'The Lady Vanishes': Film Crumbles, Its Image Gone Forever

August 19, 1994|By KEVIN SMOKLER

I magine going to the Louvre and noticing horrible changes. The Mona Lisa's smile has blurred into a muddy frown. The once brilliant colors of the Flemish masters have deteriorated to sludge.

This horrifying vision is the reality of America's film history.

The National Center for Film and Video Preservation (NCFVP) estimates that of the 21,000 feature films made before 1951, "only half exist today."

Most of the remainder are falling victim to deterioration of their nitrate stock, the highly reactive substance base of pre-1951 film.

Prints of these once-brilliant screen images fade, then emulsify and stick together, ultimately transforming into a canister of worthless powder. Years of cinematic history, the collective effort of thousands of creative individuals, the enjoyment and memories of millions more -- gone.

This is only half the story. Acetate, post-1951 film stock, contains unstable color dyes that are highly susceptible to fading. When stored improperly, this can take as little as six months.

Archivists have also recently discovered the "vinegar syndrome," a deterioration process that erodes acetate film much in the same way as nitrate. It appears as if no part of America's cinematic history can avoid the debilitating effects of time.

Speed and unpredictability separate film deterioration from that of other artistic mediums. A print in pristine condition on new film stock can become useless in a year.

But some movies on nitrate stock have lasted 100 years and are still in good shape. Not surprisingly, since cinema is an art form barely a century old, its preservation and restoration techniques suffer most from a lack of experience.

This does not imply they are not successful. Tales of restorations are peppered with heroism as diligent technicians and archivists race against time to restore a classic film to former glory. Such efforts, however, are expensive, labor-intensive projects.

The American Film Institute (AFI) estimates that it costs between $10,000 and $20,000 to transfer one nitrate film to acetate stock. It costs five times more to make a "black and white separation," or photographic copies of each of the acetate's primary colors, to avoid fading. This does not include the hundreds of thousands of dollars to store film at the proper temperature and humidity, the key factor in stretching its life span.
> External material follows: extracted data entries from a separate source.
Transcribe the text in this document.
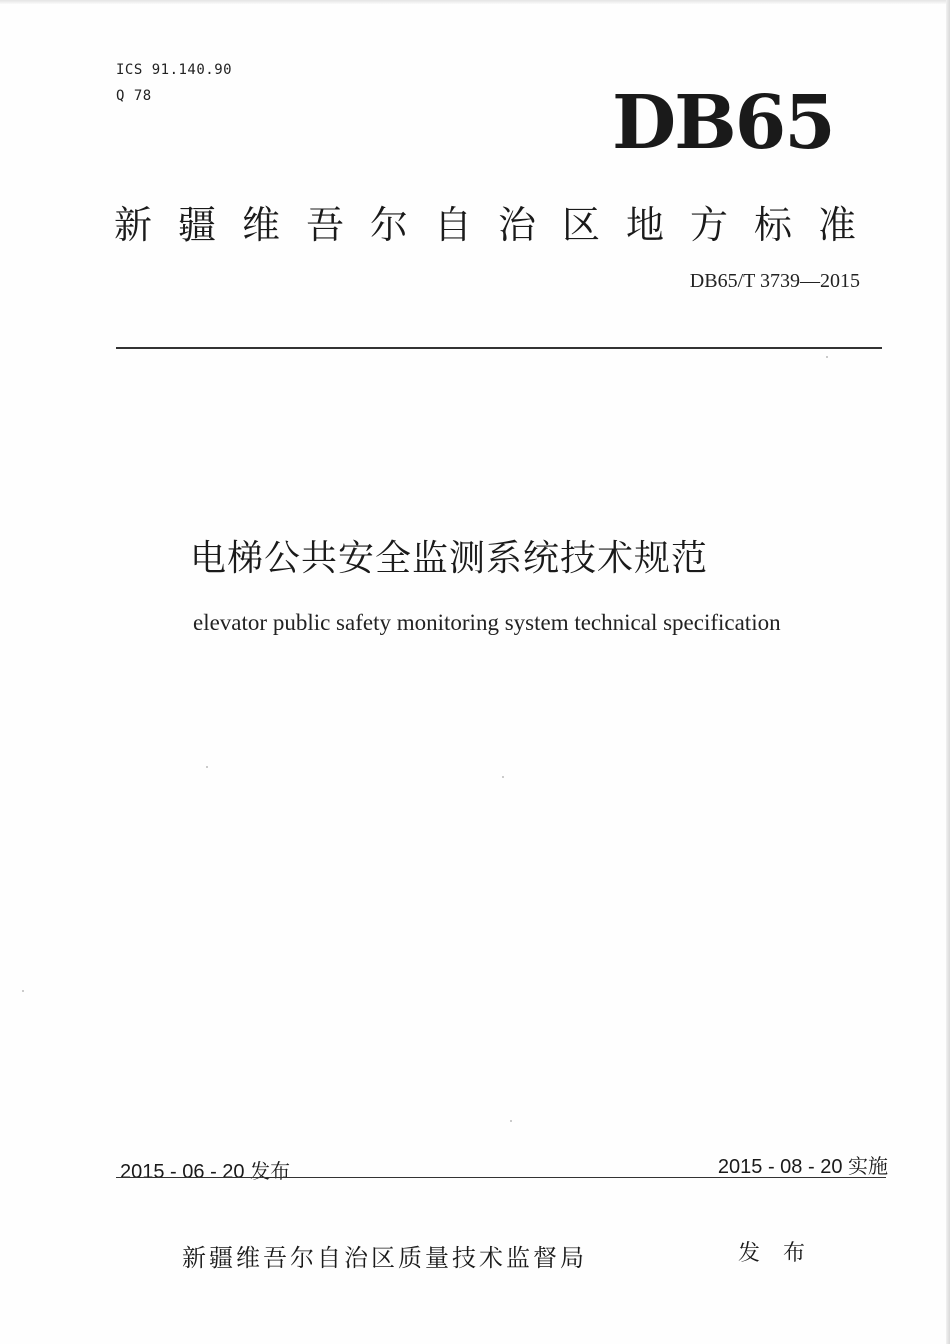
ICS 91.140.90
Q 78	DB65
新疆维吾尔自治区地方标准
DB65/T 3739—2015
电梯公共安全监测系统技术规范
elevator public safety monitoring system technical specification
2015 - 06 - 20 发布	2015 - 08 - 20 实施
新疆维吾尔自治区质量技术监督局	发 布
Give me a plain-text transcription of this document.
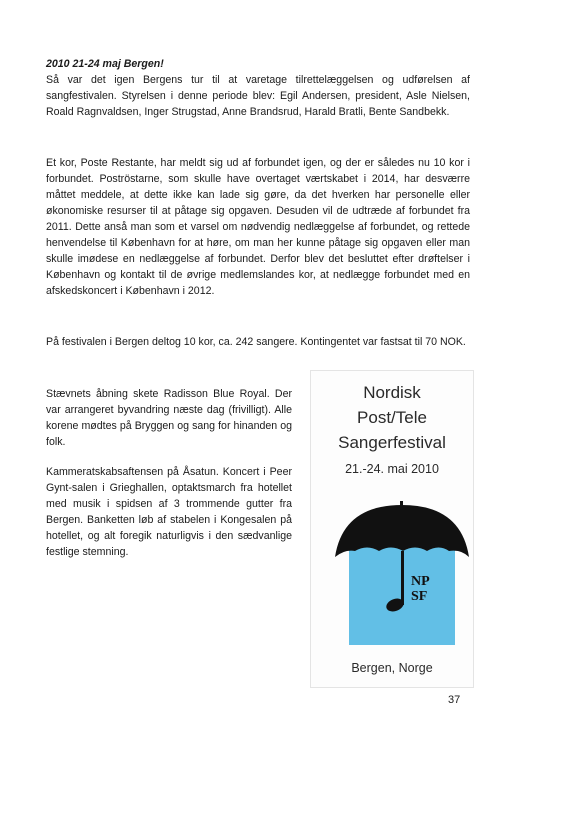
2010 21-24 maj Bergen!

Så var det igen Bergens tur til at varetage tilrettelæggelsen og udførelsen af sangfestivalen. Styrelsen i denne periode blev: Egil Andersen, president, Asle Nielsen, Roald Ragnvaldsen, Inger Strugstad, Anne Brandsrud, Harald Bratli, Bente Sandbekk.

Et kor, Poste Restante, har meldt sig ud af forbundet igen, og der er således nu 10 kor i forbundet. Poströstarne, som skulle have overtaget værtskabet i 2014, har desværre måttet meddele, at dette ikke kan lade sig gøre, da det hverken har personelle eller økonomiske resurser til at påtage sig opgaven. Desuden vil de udtræde af forbundet fra 2011. Dette anså man som et varsel om nødvendig nedlæggelse af forbundet, og rettede henvendelse til København for at høre, om man her kunne påtage sig opgaven eller man skulle imødese en nedlæggelse af forbundet. Derfor blev det besluttet efter drøftelser i København og kontakt til de øvrige medlemslandes kor, at nedlægge forbundet med en afskedskoncert i København i 2012.

På festivalen i Bergen deltog 10 kor, ca. 242 sangere. Kontingentet var fastsat til 70 NOK.

Stævnets åbning skete Radisson Blue Royal. Der var arrangeret byvandring næste dag (frivilligt). Alle korene mødtes på Bryggen og sang for hinanden og folk.

Kammeratskabsaftensen på Åsatun. Koncert i Peer Gynt-salen i Grieghallen, optaktsmarch fra hotellet med musik i spidsen af 3 trommende gutter fra Bergen. Banketten løb af stabelen i Kongesalen på hotellet, og alt foregik naturligvis i den sædvanlige festlige stemning.

Nordisk
Post/Tele
Sangerfestival
21.-24. mai 2010
NP
SF
Bergen, Norge
37
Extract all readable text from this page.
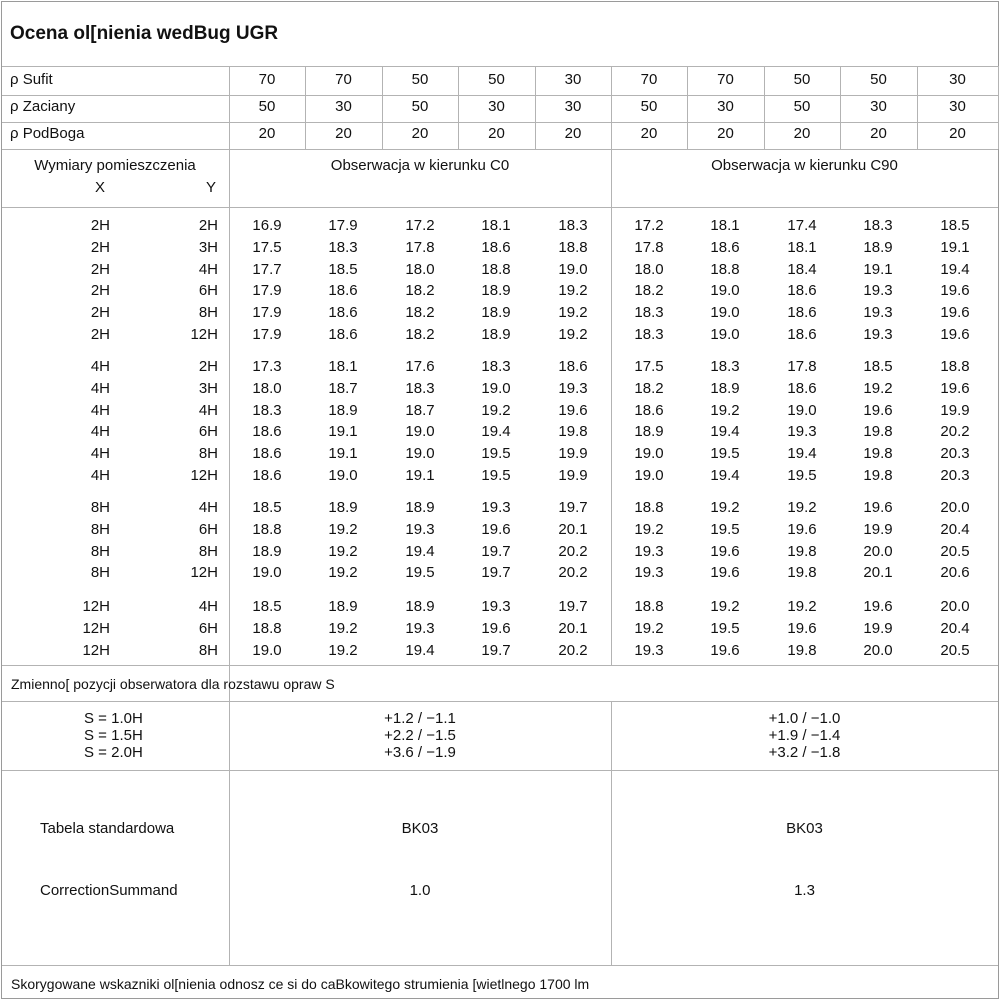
Ocena ol[nienia wedBug UGR
ρ Sufit	70	70	50	50	30	70	70	50	50	30
ρ Zaciany	50	30	50	30	30	50	30	50	30	30
ρ PodBoga	20	20	20	20	20	20	20	20	20	20
Wymiary pomieszczenia
X	Y
Obserwacja w kierunku C0	Obserwacja w kierunku C90
2H	2H	16.9	17.9	17.2	18.1	18.3	17.2	18.1	17.4	18.3	18.5
2H	3H	17.5	18.3	17.8	18.6	18.8	17.8	18.6	18.1	18.9	19.1
2H	4H	17.7	18.5	18.0	18.8	19.0	18.0	18.8	18.4	19.1	19.4
2H	6H	17.9	18.6	18.2	18.9	19.2	18.2	19.0	18.6	19.3	19.6
2H	8H	17.9	18.6	18.2	18.9	19.2	18.3	19.0	18.6	19.3	19.6
2H	12H	17.9	18.6	18.2	18.9	19.2	18.3	19.0	18.6	19.3	19.6
4H	2H	17.3	18.1	17.6	18.3	18.6	17.5	18.3	17.8	18.5	18.8
4H	3H	18.0	18.7	18.3	19.0	19.3	18.2	18.9	18.6	19.2	19.6
4H	4H	18.3	18.9	18.7	19.2	19.6	18.6	19.2	19.0	19.6	19.9
4H	6H	18.6	19.1	19.0	19.4	19.8	18.9	19.4	19.3	19.8	20.2
4H	8H	18.6	19.1	19.0	19.5	19.9	19.0	19.5	19.4	19.8	20.3
4H	12H	18.6	19.0	19.1	19.5	19.9	19.0	19.4	19.5	19.8	20.3
8H	4H	18.5	18.9	18.9	19.3	19.7	18.8	19.2	19.2	19.6	20.0
8H	6H	18.8	19.2	19.3	19.6	20.1	19.2	19.5	19.6	19.9	20.4
8H	8H	18.9	19.2	19.4	19.7	20.2	19.3	19.6	19.8	20.0	20.5
8H	12H	19.0	19.2	19.5	19.7	20.2	19.3	19.6	19.8	20.1	20.6
12H	4H	18.5	18.9	18.9	19.3	19.7	18.8	19.2	19.2	19.6	20.0
12H	6H	18.8	19.2	19.3	19.6	20.1	19.2	19.5	19.6	19.9	20.4
12H	8H	19.0	19.2	19.4	19.7	20.2	19.3	19.6	19.8	20.0	20.5
Zmienno[ pozycji obserwatora dla rozstawu opraw S
S = 1.0H	+1.2 / −1.1	+1.0 / −1.0
S = 1.5H	+2.2 / −1.5	+1.9 / −1.4
S = 2.0H	+3.6 / −1.9	+3.2 / −1.8
Tabela standardowa	BK03	BK03
CorrectionSummand	1.0	1.3
Skorygowane wskazniki ol[nienia odnosz ce si do caBkowitego strumienia [wietlnego 1700 lm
A few organizations have accepted this challenge. The American Film Institute and its subsidiary, the National Center for Film and Video Preservation, conduct worldwide searches for the best quality prints (or parts of prints) of films in critical condition or presumed lost.

Their journeys take them through the complex network of cinema exhibition, from studio vaults to distribution warehouses, from private collections to projection booths in old movie houses. Once they have assembled the highest quality print they can, they attempt restoration.

The reality, says Greg Lukow of the National Center for Film and Video Preservation, is that "it's no longer a matter of what we try to save. It's a matter of what we save and what we let go forever." He says, resignedly, that "preserving a film is primarily the responsibility of the owner." In theory, this makes sense. In reality, it will not happen.

Prints of old films are in constant movement, from personal collections to condemned warehouses to landfills. The "owners" may have little concern for preservation or the film's place in history. Rather, they may see the decaying reels as clutter.

It is short-sighted to assume that whoever owns a print of an endangered film will take responsibility for upkeep. It is equally so to assume that a few under-funded preservation organizations can shoulder the burden. The resource that should be tapped is the American public.

Awareness and finances are the key. Citizens would have more of a chance to become interested in preserving American cinema, if they knew about its critical condition. AFI has hindered its cause by soliciting mainly members of the entertainment community and recognized film buffs. That is not enough.

Preservation organizations should be working to increase interest in saving American film. This strategy worked for environmental organizations who encouraged citizens, not simply the ecological community, to buy acres of rain forest for preservation.

Successful restorations should be premiered nationwide, not at a few invitation-only events in New York and Los Angeles. Organizations should lobby theater chains to include public service announcements before feature presentations, similar to those for the Will Rogers Institute. Perhaps contributions should be solicited. It makes sense that a movement to save film history ask donations of those paying for film admission.